Celestini, invece, è proprio dalla cosiddetta “scena di ricerca” che proviene (il periodo dei suoi esordi, meno noto al pubblico, è costellato di collaborazioni con alcuni dei principali nomi della scena contemporanea come Gaetano Ventriglia, Roberto Latini, Michele Sinisi). In questo nuovo lavoro sembra quasi voler citare questa origine, sia attraverso di una scenografia più elaborata, fatta di luci dal sapore più futuribile – per altro in tema con lo spettacolo – sia citando a inizio spettacolo il Palladium come uno dei luoghi del teatro e della danza sperimentali, “dove non si capisce proprio tutto”, a parziale giustificazione del fatto che lui stesso stesse presentando uno studio e non uno spettacolo completo.
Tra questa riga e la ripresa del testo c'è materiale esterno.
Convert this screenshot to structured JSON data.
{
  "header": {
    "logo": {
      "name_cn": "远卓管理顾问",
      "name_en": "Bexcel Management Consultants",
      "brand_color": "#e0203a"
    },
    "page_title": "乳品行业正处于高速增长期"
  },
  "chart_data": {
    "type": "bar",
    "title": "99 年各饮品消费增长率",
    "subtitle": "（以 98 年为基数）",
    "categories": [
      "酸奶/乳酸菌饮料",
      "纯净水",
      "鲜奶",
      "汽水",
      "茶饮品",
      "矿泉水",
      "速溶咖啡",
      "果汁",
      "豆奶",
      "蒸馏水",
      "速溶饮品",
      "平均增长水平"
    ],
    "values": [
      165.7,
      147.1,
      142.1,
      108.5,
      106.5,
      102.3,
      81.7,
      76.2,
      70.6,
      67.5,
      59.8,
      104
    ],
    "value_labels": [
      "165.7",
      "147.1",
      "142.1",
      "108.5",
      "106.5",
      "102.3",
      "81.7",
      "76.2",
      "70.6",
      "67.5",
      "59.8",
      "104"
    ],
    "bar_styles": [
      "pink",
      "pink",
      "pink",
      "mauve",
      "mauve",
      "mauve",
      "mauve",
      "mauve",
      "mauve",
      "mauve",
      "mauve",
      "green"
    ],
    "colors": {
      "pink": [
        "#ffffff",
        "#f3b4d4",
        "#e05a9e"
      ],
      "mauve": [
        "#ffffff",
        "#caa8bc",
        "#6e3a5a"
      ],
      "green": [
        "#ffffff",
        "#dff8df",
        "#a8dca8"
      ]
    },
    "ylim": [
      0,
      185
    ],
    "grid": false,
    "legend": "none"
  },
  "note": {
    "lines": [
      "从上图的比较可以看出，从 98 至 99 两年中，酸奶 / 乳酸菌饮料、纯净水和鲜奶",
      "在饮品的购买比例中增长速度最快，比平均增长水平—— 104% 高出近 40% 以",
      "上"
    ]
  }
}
Ecco già dall’inizio un cambio di passo: Celestini esce sul palco in modo informale – a dire il vero lo si poteva già intravedere accanto nel foyer accanto alla maschera che strappava i biglietti – e parla direttamente agli spettatori per spiegare il senso dell’operazione. Sembra un cappello introduttivo, forse di fatto lo è, ma siamo anche già all’interno dello spettacolo. Lo capiamo solo verso la fine del suo discorso, introdotto dalle registrazioni audio dei discorsi politici di tanti potenti della storia – Mao, Kennedy, Craxi, Bush, Khomeyni, Berlusconi, ma anche un Andreotti scomparso di fresco – che accolgono il pubblico che si accomoda in sala come un tappeto sonoro. Lo capiamo solo alla fine perché Celestini divaga: dalla forma dello spettacolo passa a parlare della situazione politica frammentata e dei valori di sinistra, altrettanto in pezzi. “Io sono di sinistra…” è l’esodio di molte sue riflessioni, che però poi scivolano volontariamente sul peggior razzismo da senso comune. Io sono di sinistra, lo so che la Costituzione italiana ripudia la guerra, ma se tutto il mondo fa la guerra a Gheddafi che facciamo, noi non ci andiamo? Io sono di sinistra, ma in fondo quel Gheddafi è vero che ci ha fermato un po’ di africani che sennò ci stava l’invasione. Io sono di sinistra, ma però me ne frego…

Quella di Celestini è un’affilata analisi del linguaggio politico, quello quotidiano e quello dei personaggi pubblici (sempre infettato di quotidianità, di cori da stadio e chiacchiere da bar, nell’Italia berlusconiana e post-berlusconiana). E il meccanismo che adotta è quello dell’identificazione: esordisce con considerazioni e giudizi che ci trovano d’accordo – a “noi”, il pubblico del teatro, mediamente “di sinistra” – per poi condurre quelle stesse considerazioni e quegli stessi giudizi, attraverso il luogo comune, verso una spirale xenofoba, liberista, qualunquista o comunque ispirata all’egoismo sociale. Un rispecchiarsi che diventa drammaticamente un rispecchiarsi nel radicalmente “altro da me”, tratteggiando non solo una geografia di valori politici allo sfascio, ma anche una profonda crisi di identità collettiva e individuale (di cui il Partito Democratico ha dato lampante prova durante la rielezione del Capo dello Stato, Napolitano, finendo per questo quasi in frantumi).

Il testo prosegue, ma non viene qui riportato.